Herstein's Famous Problem

**ThePerfectHacker** · November 1st 2007, 05:17 PM

There is this one problem in Herstein's book which recieved more comments than anything else.

"Show that is a finite abelian group has subgroups of orders $n$ and $m$ then it has a subgroup of order $\mbox{lcm}(n,m)$ ".

An unfair way to solve this problem is to use the fundamental theorem on finite abelian groups, meaning since $n,m$ divide $|G|$ then so does their least common multiple. But then there exists a subgroup of that order.

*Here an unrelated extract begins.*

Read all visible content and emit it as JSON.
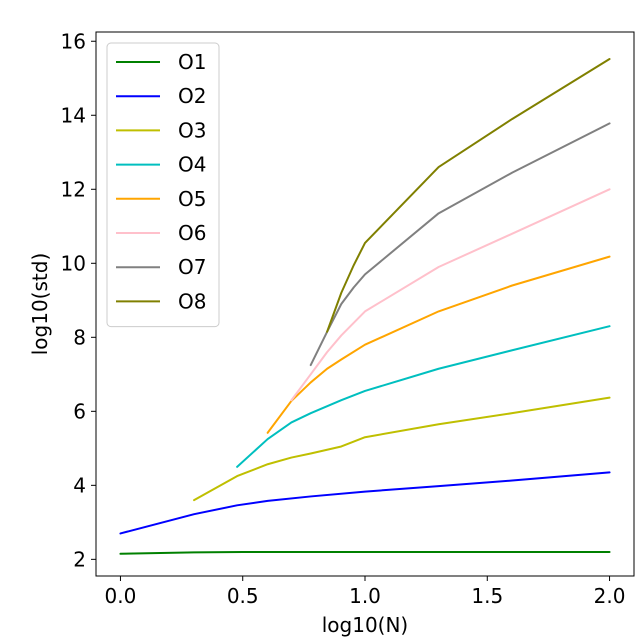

I found a simplified proof to this using the first Sylow theorem. I will prove a stronger result. Let $n$ be a divisor of the order of a finite abelian group then it has a subgroup of that order. This is more than what is being asked but it works "easily".*

First, let $H,K$ be subgroups of a finite group. So that $\gcd (|H|,|K|)=1$ . Then $H\cap K = \{ e \}$ , because if $x\in H$ and $x\in K$ then $\mbox{ord}(x)$ is a divisor of $|H|$ and $|K|$ since their orders are relatively prime it means $x=e$ . Now if $H$ is such a group so that $khk^{-1} \in H$ for all $h\in H , \ k\in K$ then the group product $HK = \{hk|h\in H, k\in K\}$ is a subgroup. In particular if the group is abelian then this property must hold and so the group product is always a subgroup. The fundamental observation is that if $H,K$ are subgroups with orders $n,m$ which are relatively prime then $HK$ is a subgroup (we are assuming we are working in a abelian group of course) is a subgroup of order $nm$ . The proof behind this rests in the identity that $|HK|\cdot |H\cap K| = |H|\cdot |K|$ , since as we explained that $|H\cap K|=1$ it means $|HK|=nm$ . Now finally we can complete the proof. Let $d$ be a divisor of the order of the finite abelian group. Certainly if $d=1$ then there is a subgroup of this order. So it is safe to assume that $d>1$ , in that case the we can factorize $d=p_1^{a_1}...p_k^{a_k}$ where each $p_i^{a_i}$ is a divisor of $|G|$ . By Sylow's theorem there is a subgroup $H_i$ having this order. If we let $H$ be the subgroup product of all $H_i$ then it has order $d$ because $\gcd (|H_i|,|H_j|)=1$ for $\delta_{ij}=0$ . Now by above it shows that $H$ has order $d$ .

*)I use this expression because maybe Sylow's first theorem is considered heavy machinery. I do not consider it to be, but I have seen others think like that.

**ThePerfectHacker** · November 1st 2007, 05:52 PM

I found a way to generalize Herstein's problem.

Note in this proof we do not really need that fact the group is abelian. We just need the fact that all sub-group products are subgroups. As a result, let me give this group a name in honor of Grothendieck.

Defintion: A "Grothendieck group" is a group such that if $H,K$ are subgroups then $HK$ is a subgroup.

Note, Grothendieck groups do not need to be abelian. For instance, Dedekind groups are Grothendieck groups because all its subgroups are normal. So the quaternion group which is Dedekind but not abelian is Grothendieck.

Here is the generalization:
"If $G$ is a finite Grothendieck group and has subgroups of orders $n,m$ then it will have a subgroup of order $\mbox{lcm}(n,m)$ ".

Not only does it generalize Herstein's problem it generalizes the problem of the converse of the theorem of Lagrange. By extending the converse to a larger class or groups.